個人情報の流出を防ぐため、初期化は絶対に忘れないでください。多くの買取業者は、初期化されていないiPhoneは買い取りません。
2. 深刻な不具合が発生したとき
再起動しても直らない不具合がある場合、初期化で解決することがあります。
アプリが頻繁にクラッシュする、動作が異常に遅いなどの症状が改善されることがあります。
3. iPhoneを紛失・盗難されたとき
遠隔初期化で個人情報を守りましょう。
すぐに回収できない場合は、個人情報保護のために遠隔初期化を検討してください。
4. 中古でiPhoneを購入したとき
前の持ち主のデータが残っている可能性があるので、初期化してから使い始めましょう。
アクティベーションロックがかかっている場合は、前の持ち主に解除してもらう必要があります。
リセット時の注意点
初期化で消えるもの・残るもの
消えるもの:
- 写真、動画、音楽
- インストールしたアプリ
- 連絡先
- メッセージ
- 各種設定
- パスコード
残るもの:
- iCloudに保存されたデータ
- Apple Music、Apple TV+などのサブスクリプション(再ログインすれば使える)
- iOSのバージョン(初期化しても最新のままです)
iCloudに保存されているデータは、初期化しても消えません。バックアップをしっかり取っていれば、データは復元できます。
「iPhoneを探す」は自動でオフになる
以前は初期化前に手動で「iPhoneを探す」をオフにする必要がありましたが、現在は初期化時に自動的にオフになります。
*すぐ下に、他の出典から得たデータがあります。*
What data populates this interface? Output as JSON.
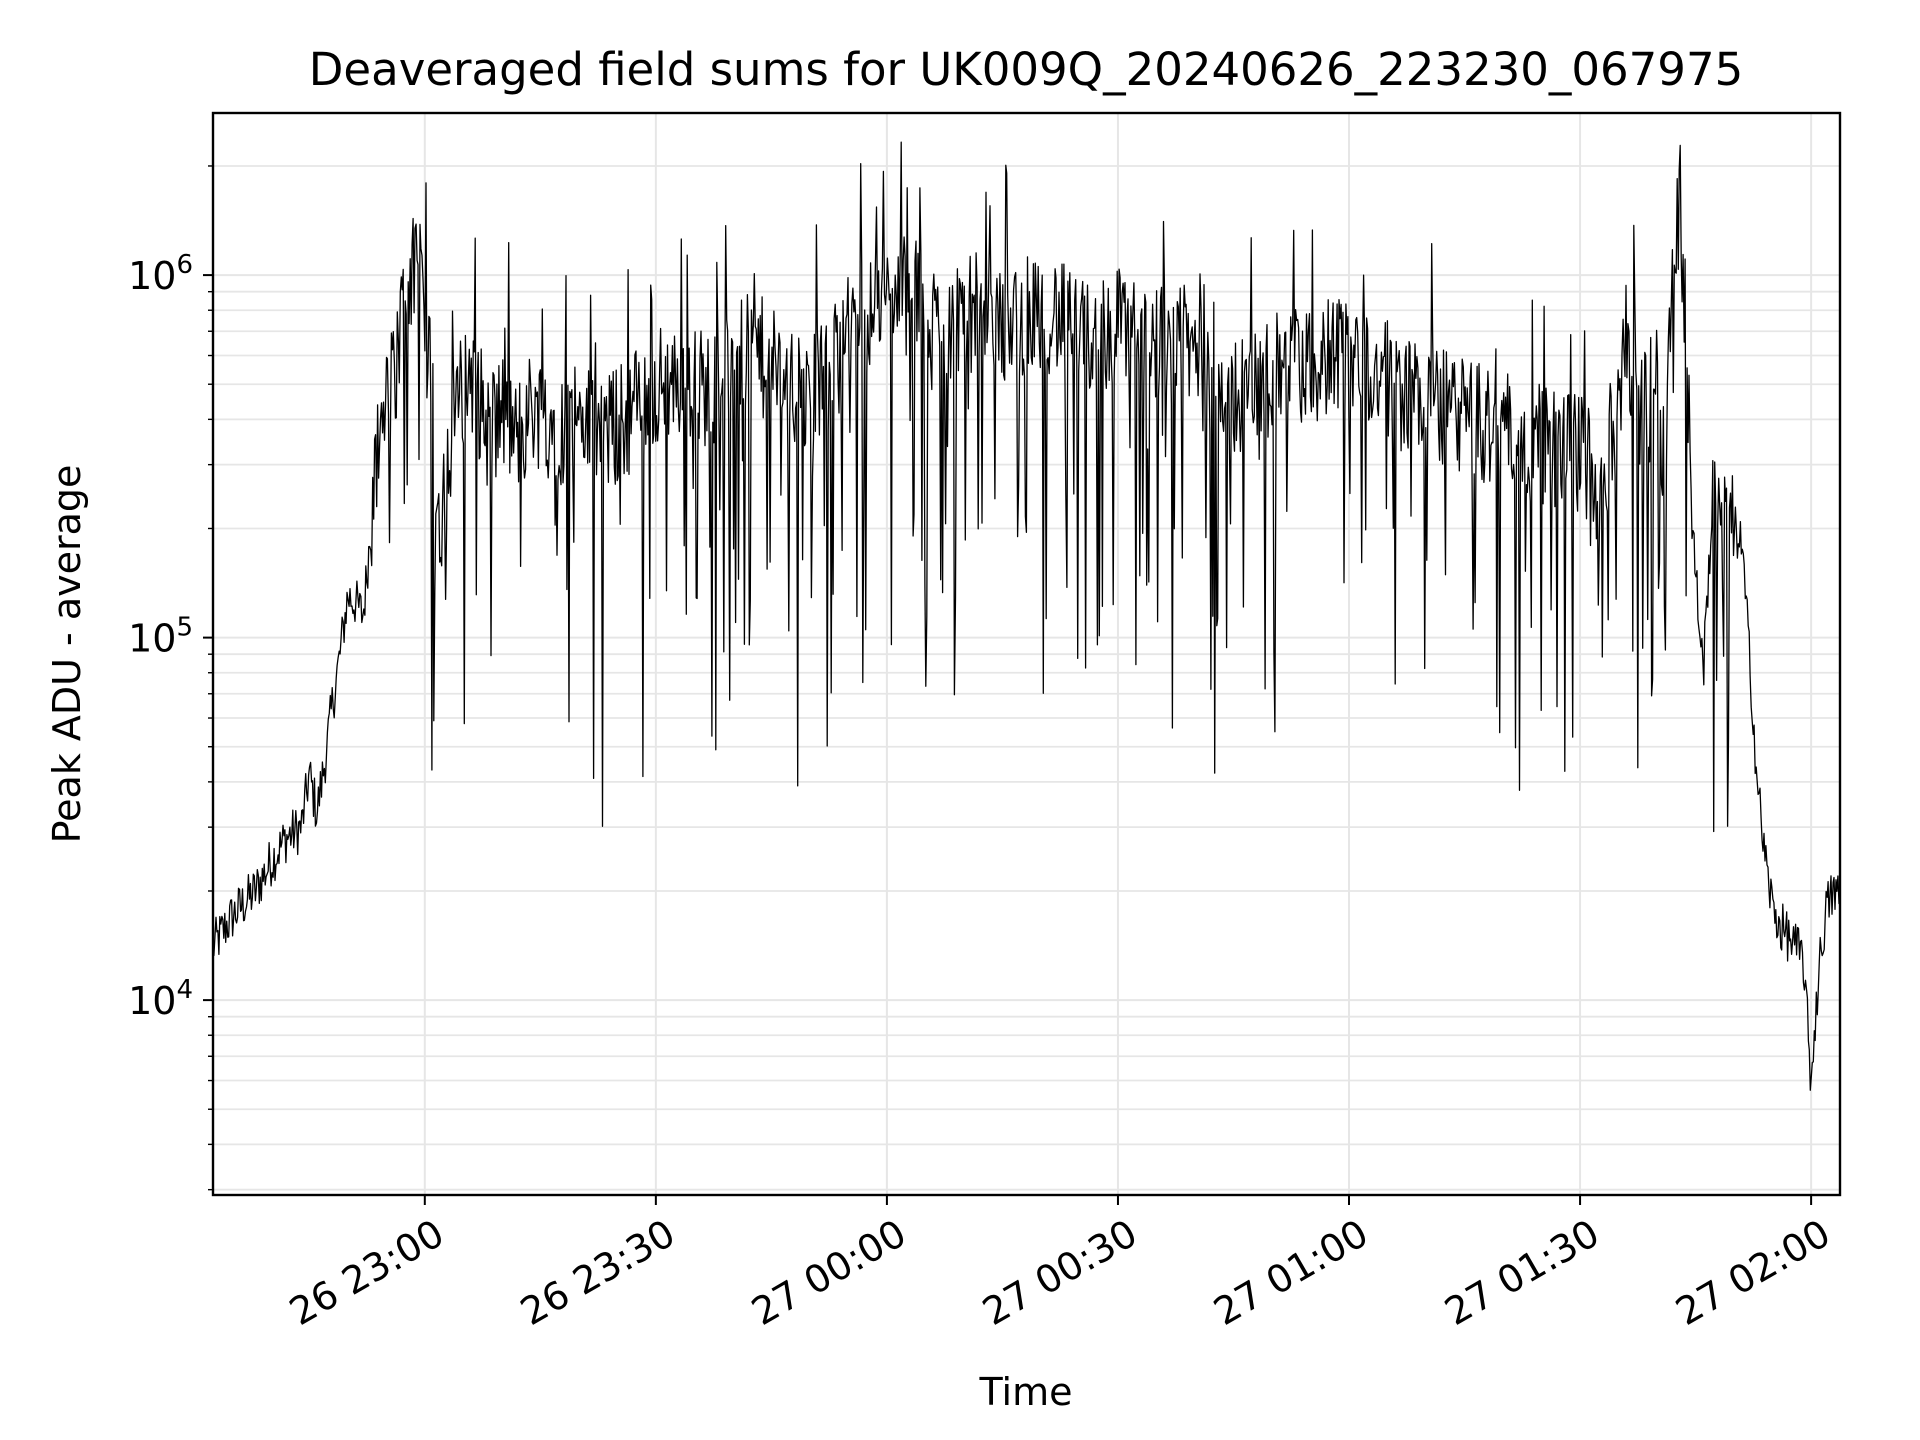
{
  "chart_data": {
    "type": "line",
    "title": "Deaveraged field sums for UK009Q_20240626_223230_067975",
    "xlabel": "Time",
    "ylabel": "Peak ADU - average",
    "y_scale": "log",
    "ylim": [
      2900,
      2800000
    ],
    "xlim": [
      "2024-06-26 22:32:30",
      "2024-06-27 02:03:45"
    ],
    "x_ticks": [
      {
        "value": "2024-06-26 23:00",
        "label": "26 23:00"
      },
      {
        "value": "2024-06-26 23:30",
        "label": "26 23:30"
      },
      {
        "value": "2024-06-27 00:00",
        "label": "27 00:00"
      },
      {
        "value": "2024-06-27 00:30",
        "label": "27 00:30"
      },
      {
        "value": "2024-06-27 01:00",
        "label": "27 01:00"
      },
      {
        "value": "2024-06-27 01:30",
        "label": "27 01:30"
      },
      {
        "value": "2024-06-27 02:00",
        "label": "27 02:00"
      }
    ],
    "y_ticks": [
      {
        "value": 10000,
        "base": "10",
        "exp": "4"
      },
      {
        "value": 100000,
        "base": "10",
        "exp": "5"
      },
      {
        "value": 1000000,
        "base": "10",
        "exp": "6"
      }
    ],
    "grid": true,
    "line_color": "#000000",
    "grid_color": "#e6e6e6",
    "series": [
      {
        "x": [
          "2024-06-26 22:32:30",
          "2024-06-26 22:35",
          "2024-06-26 22:38",
          "2024-06-26 22:40",
          "2024-06-26 22:42",
          "2024-06-26 22:44",
          "2024-06-26 22:45",
          "2024-06-26 22:46",
          "2024-06-26 22:47",
          "2024-06-26 22:48",
          "2024-06-26 22:49",
          "2024-06-26 22:50",
          "2024-06-26 22:51",
          "2024-06-26 22:52",
          "2024-06-26 22:53",
          "2024-06-26 22:54",
          "2024-06-26 22:55",
          "2024-06-26 22:56",
          "2024-06-26 22:57",
          "2024-06-26 22:58",
          "2024-06-26 22:59",
          "2024-06-26 23:00",
          "2024-06-26 23:01",
          "2024-06-26 23:02",
          "2024-06-26 23:03",
          "2024-06-26 23:04",
          "2024-06-26 23:06",
          "2024-06-26 23:08",
          "2024-06-26 23:10",
          "2024-06-26 23:12",
          "2024-06-26 23:14",
          "2024-06-26 23:16",
          "2024-06-26 23:18",
          "2024-06-26 23:20",
          "2024-06-26 23:22",
          "2024-06-26 23:25",
          "2024-06-26 23:28",
          "2024-06-26 23:31",
          "2024-06-26 23:34",
          "2024-06-26 23:37",
          "2024-06-26 23:40",
          "2024-06-26 23:43",
          "2024-06-26 23:46",
          "2024-06-26 23:49",
          "2024-06-26 23:52",
          "2024-06-26 23:55",
          "2024-06-26 23:58",
          "2024-06-27 00:01",
          "2024-06-27 00:04",
          "2024-06-27 00:07",
          "2024-06-27 00:10",
          "2024-06-27 00:13",
          "2024-06-27 00:16",
          "2024-06-27 00:19",
          "2024-06-27 00:22",
          "2024-06-27 00:25",
          "2024-06-27 00:28",
          "2024-06-27 00:31",
          "2024-06-27 00:34",
          "2024-06-27 00:37",
          "2024-06-27 00:40",
          "2024-06-27 00:43",
          "2024-06-27 00:46",
          "2024-06-27 00:49",
          "2024-06-27 00:52",
          "2024-06-27 00:55",
          "2024-06-27 00:58",
          "2024-06-27 01:01",
          "2024-06-27 01:04",
          "2024-06-27 01:07",
          "2024-06-27 01:10",
          "2024-06-27 01:13",
          "2024-06-27 01:16",
          "2024-06-27 01:19",
          "2024-06-27 01:22",
          "2024-06-27 01:25",
          "2024-06-27 01:28",
          "2024-06-27 01:30",
          "2024-06-27 01:32",
          "2024-06-27 01:33",
          "2024-06-27 01:34",
          "2024-06-27 01:36",
          "2024-06-27 01:38",
          "2024-06-27 01:40",
          "2024-06-27 01:41",
          "2024-06-27 01:42",
          "2024-06-27 01:43",
          "2024-06-27 01:44",
          "2024-06-27 01:45",
          "2024-06-27 01:46",
          "2024-06-27 01:47",
          "2024-06-27 01:48",
          "2024-06-27 01:49",
          "2024-06-27 01:50",
          "2024-06-27 01:51",
          "2024-06-27 01:52",
          "2024-06-27 01:53",
          "2024-06-27 01:54",
          "2024-06-27 01:55",
          "2024-06-27 01:56",
          "2024-06-27 01:57",
          "2024-06-27 01:58",
          "2024-06-27 01:59",
          "2024-06-27 02:00",
          "2024-06-27 02:01",
          "2024-06-27 02:02",
          "2024-06-27 02:03",
          "2024-06-27 02:03:45"
        ],
        "y": [
          14000,
          17000,
          20000,
          24000,
          28000,
          30000,
          42000,
          33000,
          45000,
          65000,
          90000,
          130000,
          125000,
          115000,
          200000,
          320000,
          420000,
          520000,
          760000,
          1000000,
          950000,
          700000,
          450000,
          180000,
          300000,
          420000,
          550000,
          380000,
          420000,
          350000,
          440000,
          400000,
          380000,
          420000,
          360000,
          380000,
          450000,
          500000,
          520000,
          480000,
          560000,
          620000,
          520000,
          450000,
          500000,
          700000,
          800000,
          900000,
          850000,
          700000,
          820000,
          750000,
          720000,
          800000,
          780000,
          650000,
          700000,
          720000,
          680000,
          650000,
          620000,
          420000,
          480000,
          500000,
          560000,
          550000,
          620000,
          580000,
          520000,
          480000,
          450000,
          420000,
          400000,
          380000,
          360000,
          340000,
          330000,
          320000,
          300000,
          250000,
          350000,
          600000,
          400000,
          500000,
          320000,
          1000000,
          1700000,
          500000,
          150000,
          80000,
          200000,
          250000,
          300000,
          200000,
          180000,
          90000,
          40000,
          25000,
          18000,
          16000,
          15000,
          14000,
          13000,
          6000,
          12000,
          18000,
          20000,
          19000
        ]
      }
    ]
  }
}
ただし、Apple Accountのパスワード入力が必要です。
時間に余裕を持って実行する
初期化とデータ復元には、それぞれ時間がかかります。
急いでいるときではなく、時間に余裕があるときに実行しましょう。途中で中断することはできません。
リセットできない場合の対処法
ボタンが反応しない場合
ボタンの故障で強制再起動ができない場合は、AssistiveTouch(画面上の仮想ボタン)を使って再起動を試みることができます。
ただし、画面操作ができることが前提です。
何をしても改善しない場合
Appleサポートや正規サービスプロバイダに相談しましょう。
ハードウェアの故障の可能性があります。自分で無理に対処しようとすると、状況が悪化することもあります。
リンゴループに陥った場合
Appleロゴが表示されては消える「リンゴループ」に陥った場合の対処法です。
1. 強制再起動を試す
まず強制再起動を試してみましょう。これで解決することが多いです。
2. SIMカードを抜いて再起動
通信エラーが原因の可能性があります。SIMカードを一度抜いて再起動してみましょう。
3. パソコンで復元
iTunes(Windows)またはFinder(Mac)で復元を試みます。
これでもダメな場合は、ハードウェアの故障が疑われます。
まとめ
iPhoneのリセットについて、重要なポイントをおさらいしましょう。
リセットには3種類ある:
- 完全初期化:すべてのデータと設定を削除
- 設定のリセット:データは残して設定だけ初期化
- 強制再起動:フリーズ時の緊急対応、データは残る
初期化前の準備を忘れずに:
- データのバックアップ(iCloudまたはパソコン)
- Apple Watchのペアリング解除
- LINEなどのアプリ引き継ぎ設定
- 十分な充電
強制再起動の方法はモデルで異なる:
- iPhone 8以降:音量上→音量下→サイドボタン長押し
- iPhone 7:音量下+サイドボタン同時長押し
- iPhone 6s以前:ホームボタン+サイドボタン同時長押し
パスコード忘れでも初期化可能:
- ロック画面から消去
- パソコンで復元
- iCloud.comから遠隔消去
iPhoneのリセットは、正しい手順で行えば難しくありません。ただし、データのバックアップだけは絶対に忘れないでください。
売却前、不具合発生時、紛失時など、必要なタイミングで適切なリセット方法を選んで実行しましょう。